For what seems like the first time in a long time, the Kansas City Chiefs’ offense appeared to be back on track. The points were there, but the way they scored them shows how the team has progressed through the previous week’s struggles.
As week ten of the NFL season rolled around things had hit a boiling point in Kansas City. The Chiefs held a 5-4 record and had largely underperformed throughout the course of the season. Despite winning their previous two games Patrick Mahomes had undergone the worst stretch of play of his young career. Under as much scrutiny as any player has ever been for a few games underperforming Mahomes lead KC into Las Vegas to take on the Raiders in one of the best rivalries in the NFL.
Many of the talking heads, and TV analysts had the Chiefs either winning a close game or losing decisively to the Raiders. What happened is something not many saw coming, but from the offensive side of the football for the Chiefs, it was the culmination of several weeks of committing to play a different style of football than we have been used to seeing. Mahomes also turned in one of the best performances of his career, silencing critics and putting the rest of the NFL on notice.
Every team in the NFL has game-planned to stop the long ball to Tyreek Hill, and for the most part, they have been successful. Mahomes had not connected to Hill for many of the long “bombs” that we have seen become a staple of the Chiefs offense. What we have seen from the Chiefs the past few weeks is using Hill as a possession-type target, as well as a go-to target in the red zone.
This game also did an excellent job of highlighting one of the strong points of this Chiefs offense which is the interior offensive line.

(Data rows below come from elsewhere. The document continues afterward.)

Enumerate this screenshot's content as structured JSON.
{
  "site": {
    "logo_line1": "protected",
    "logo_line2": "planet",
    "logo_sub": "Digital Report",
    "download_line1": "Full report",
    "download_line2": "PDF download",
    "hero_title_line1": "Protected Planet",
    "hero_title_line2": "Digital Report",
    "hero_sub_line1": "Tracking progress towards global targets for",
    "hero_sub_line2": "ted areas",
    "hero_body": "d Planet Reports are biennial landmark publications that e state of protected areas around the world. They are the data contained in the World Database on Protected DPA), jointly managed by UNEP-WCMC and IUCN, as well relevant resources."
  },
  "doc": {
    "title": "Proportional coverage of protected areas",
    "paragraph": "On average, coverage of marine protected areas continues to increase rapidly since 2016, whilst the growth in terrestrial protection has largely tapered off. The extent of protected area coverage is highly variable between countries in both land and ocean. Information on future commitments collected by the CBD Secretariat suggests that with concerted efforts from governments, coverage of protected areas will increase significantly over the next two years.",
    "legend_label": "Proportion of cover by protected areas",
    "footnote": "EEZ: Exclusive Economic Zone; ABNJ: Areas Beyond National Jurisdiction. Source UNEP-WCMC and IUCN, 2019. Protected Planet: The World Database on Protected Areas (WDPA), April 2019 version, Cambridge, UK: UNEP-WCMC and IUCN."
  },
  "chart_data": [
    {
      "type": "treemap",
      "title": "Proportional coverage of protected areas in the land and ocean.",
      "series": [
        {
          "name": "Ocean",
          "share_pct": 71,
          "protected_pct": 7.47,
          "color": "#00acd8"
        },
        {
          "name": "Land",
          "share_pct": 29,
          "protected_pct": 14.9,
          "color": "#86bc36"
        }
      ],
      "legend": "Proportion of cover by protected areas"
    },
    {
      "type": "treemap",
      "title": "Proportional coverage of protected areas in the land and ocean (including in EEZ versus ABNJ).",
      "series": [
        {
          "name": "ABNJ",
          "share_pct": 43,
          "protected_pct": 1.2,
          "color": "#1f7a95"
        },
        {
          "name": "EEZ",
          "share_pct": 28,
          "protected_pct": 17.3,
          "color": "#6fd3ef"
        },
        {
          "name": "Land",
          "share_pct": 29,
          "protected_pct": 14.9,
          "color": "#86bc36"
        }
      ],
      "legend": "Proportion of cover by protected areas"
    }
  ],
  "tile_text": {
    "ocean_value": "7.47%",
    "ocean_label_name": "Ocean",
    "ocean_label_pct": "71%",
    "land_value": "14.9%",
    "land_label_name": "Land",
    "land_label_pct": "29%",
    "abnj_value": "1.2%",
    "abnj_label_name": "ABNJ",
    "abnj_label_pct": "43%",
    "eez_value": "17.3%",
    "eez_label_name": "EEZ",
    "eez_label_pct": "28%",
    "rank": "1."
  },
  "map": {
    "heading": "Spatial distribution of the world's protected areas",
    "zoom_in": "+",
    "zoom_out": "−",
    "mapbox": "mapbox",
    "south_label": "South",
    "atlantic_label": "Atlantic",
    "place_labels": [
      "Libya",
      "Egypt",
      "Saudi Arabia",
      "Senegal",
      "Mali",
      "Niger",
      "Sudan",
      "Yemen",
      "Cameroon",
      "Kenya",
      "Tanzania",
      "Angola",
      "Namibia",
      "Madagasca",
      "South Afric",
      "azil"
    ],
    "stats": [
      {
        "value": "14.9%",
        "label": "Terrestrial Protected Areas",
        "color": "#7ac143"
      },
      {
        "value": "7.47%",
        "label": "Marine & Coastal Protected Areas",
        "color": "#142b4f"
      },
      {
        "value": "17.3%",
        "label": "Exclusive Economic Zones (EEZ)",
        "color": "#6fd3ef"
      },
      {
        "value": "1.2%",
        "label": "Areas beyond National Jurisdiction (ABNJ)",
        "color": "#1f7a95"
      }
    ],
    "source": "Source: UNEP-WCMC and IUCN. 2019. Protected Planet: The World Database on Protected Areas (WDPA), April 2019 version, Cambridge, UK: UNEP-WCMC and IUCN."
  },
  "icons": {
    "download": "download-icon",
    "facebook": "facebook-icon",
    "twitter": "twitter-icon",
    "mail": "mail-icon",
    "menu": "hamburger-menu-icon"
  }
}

Trey Smith, Creed Humphrey, and Joe Thuney have been elite this year, and the Chiefs gap scheme run game has yielded huge gains. Darell Williams played the best game of his professional career, and he helped keep the Raiders defense and pass rush in check by ripping chunk gains in the run game. The entire run game was not pretty, the Chiefs have some work to do with their zone game, but the middle appears to be where they excel at running the football.
Two big factors headed into the game were the Raiders pass rush and the mini-slump that Travis Kelce was in. The Raiders pass rush had been borderline elite headed into this week, and the play of Max Crosby and Yannick Ngakoue had me a little concerned.
Andy Reid found an answer to both issues, which involved keeping Kelce lined up as an inline TE, and using the screen game. By having Kecle show he was blocking to start the play, it allowed him easier releases off the line of scrimmage, and also was a great counter for the Raider’s strong upfield pass rush.
The team did all the small things correctly. The offense did not record turnover, they utilized the short passing game, check downs, and ran the ball well. It all paid off as late in the game the Raiders started to get out of their zone defense and play more man to man. Mahomes had utilized Williams all game with check-downs and swing passes, but he re-invented the Chiefs deep passing attack.
Mahomes finished with 406 passing yards and five passing touchdowns. Williams recorded an astounding 101 receiving yards to go along with 43 yards on the ground. Kelce returned to dominate fashion with 119 yards on eight catches. Tyreek Hill continued to showcase his game-changing ability to catch the football, scoring two touchdowns, and cementing himself as one of the top wideouts in the game.
This was the result, but the table had been set weeks in advance. In the NFL teams either evolve or die. Andy Reid knew this well, and in the middle of the season, the Chiefs transformed their offense from throwing deep shots and long routes on nearly every play to taking what teams give them, utilizing short passes, the run game, and spreading the ball around. They did all of this effectively, but when it came time to put the dagger in Mahomes seemed to have regained the confidence to let the ball fly down the field.
When all of the little things are accomplished, it opens back up the ability to take deep shots. Mahomes had a great game, but he also left some throws on the field. He had a great game but there is still more he can do to achieve what he is capable of, and that should frighten the rest of the NFL. The team will go as Mahomes goes, but as they run the ball better, and as he continues to take short patterns it will start to open back up the deep passes and make this team more lethal down the home stretch.
The momentum of a season is built when the leaves start to change, and championship runs are built when the temperature goes below freezing. The Chiefs appear to have hit their stride to start the home stretch of the season, and that should put the rest of the NFL on notice.